If I want to “reset” the Datasets satisfied for D3 dag (i.e. make it show 0/2 Datasets satisfied), I do not currently know a way to do this without having to publish D2 Dataset to trigger D3 dag to run, which will then make the Datasets start over with a fresh slate of 0/2.
Is there a way that we can reset, clear, or otherwise wipe away a DAG’s upstream Dataset dependencies, so that the DAG will need ALL of the upstream dependencies satisfied, and no “partial” Dataset dependencies satisfied?
As of today, there is no feature to clear or rest. But I think it is a useful feature. Have relayed to the team.
Is it something which you come across very often for most of the pipelines or just an edge case. If it is indeed a blocker, we can look at other alternatives.
The need for our pipeline to selectively reset/clear certain DAGs’ Dataset dependencies is a rather frequent occurrence for us.
It mostly arises when multiple downstream DAGs depend on the same upstream Dataset. In that case, publishing the upstream Dataset may cause 1 of the downstream DAGs to have Dataset dependencies in sync, but 4 other downstream DAGs may then have their Dataset dependencies out of sync (because those 4 DAGs may have already been at 0/X Dataset fresh slate).
While such a feature is by no means absolutely necessary, like you mention - it would be a useful feature to have!

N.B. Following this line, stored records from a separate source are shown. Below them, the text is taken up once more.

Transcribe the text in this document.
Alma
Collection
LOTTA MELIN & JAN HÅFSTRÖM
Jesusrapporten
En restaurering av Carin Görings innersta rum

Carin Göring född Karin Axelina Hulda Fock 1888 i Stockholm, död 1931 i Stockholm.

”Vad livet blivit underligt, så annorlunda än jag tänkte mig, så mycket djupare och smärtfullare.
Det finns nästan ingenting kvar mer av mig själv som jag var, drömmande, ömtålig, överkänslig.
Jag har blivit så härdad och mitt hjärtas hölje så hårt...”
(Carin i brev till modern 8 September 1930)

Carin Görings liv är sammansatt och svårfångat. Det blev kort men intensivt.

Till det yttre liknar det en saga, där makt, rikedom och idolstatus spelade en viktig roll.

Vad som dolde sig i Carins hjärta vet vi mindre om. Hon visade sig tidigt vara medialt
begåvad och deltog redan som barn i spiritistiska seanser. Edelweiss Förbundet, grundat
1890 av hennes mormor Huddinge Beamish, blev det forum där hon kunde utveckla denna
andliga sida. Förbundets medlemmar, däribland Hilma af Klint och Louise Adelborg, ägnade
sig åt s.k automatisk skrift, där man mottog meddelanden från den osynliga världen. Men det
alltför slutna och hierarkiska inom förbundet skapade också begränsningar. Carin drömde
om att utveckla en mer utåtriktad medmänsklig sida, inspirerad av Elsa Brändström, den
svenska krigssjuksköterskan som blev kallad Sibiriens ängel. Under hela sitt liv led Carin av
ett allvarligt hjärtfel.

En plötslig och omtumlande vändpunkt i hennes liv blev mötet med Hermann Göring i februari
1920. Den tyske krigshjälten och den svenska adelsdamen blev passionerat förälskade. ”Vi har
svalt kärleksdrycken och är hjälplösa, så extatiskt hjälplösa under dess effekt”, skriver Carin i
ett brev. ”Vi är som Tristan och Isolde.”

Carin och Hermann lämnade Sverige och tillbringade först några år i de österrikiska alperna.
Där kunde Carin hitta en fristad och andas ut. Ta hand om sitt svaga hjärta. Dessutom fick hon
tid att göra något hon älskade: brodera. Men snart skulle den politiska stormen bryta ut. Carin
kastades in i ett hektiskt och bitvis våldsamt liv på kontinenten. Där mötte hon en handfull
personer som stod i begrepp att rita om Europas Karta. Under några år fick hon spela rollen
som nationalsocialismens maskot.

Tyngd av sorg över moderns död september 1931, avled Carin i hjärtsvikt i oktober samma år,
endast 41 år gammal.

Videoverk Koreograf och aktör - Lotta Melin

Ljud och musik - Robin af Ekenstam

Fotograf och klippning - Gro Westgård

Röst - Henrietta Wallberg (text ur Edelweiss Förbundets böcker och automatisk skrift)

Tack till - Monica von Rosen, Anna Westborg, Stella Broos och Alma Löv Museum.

It would save time and provide a much cleaner solution to fixing complex Dataset dependency graphs with multiple up/downstream dependencies.
Hey @vincent99-git , I totally agree with what you said. And this has already been raised as a request with the OSS team and it is on their radar.
As for the next steps to get you unblocked, did you try looking at the metadata db table dataset_dag_run_queue that lists the datasets in queue and that have been completed? May be worth experimenting with if this is a blocker. Could be a good case study!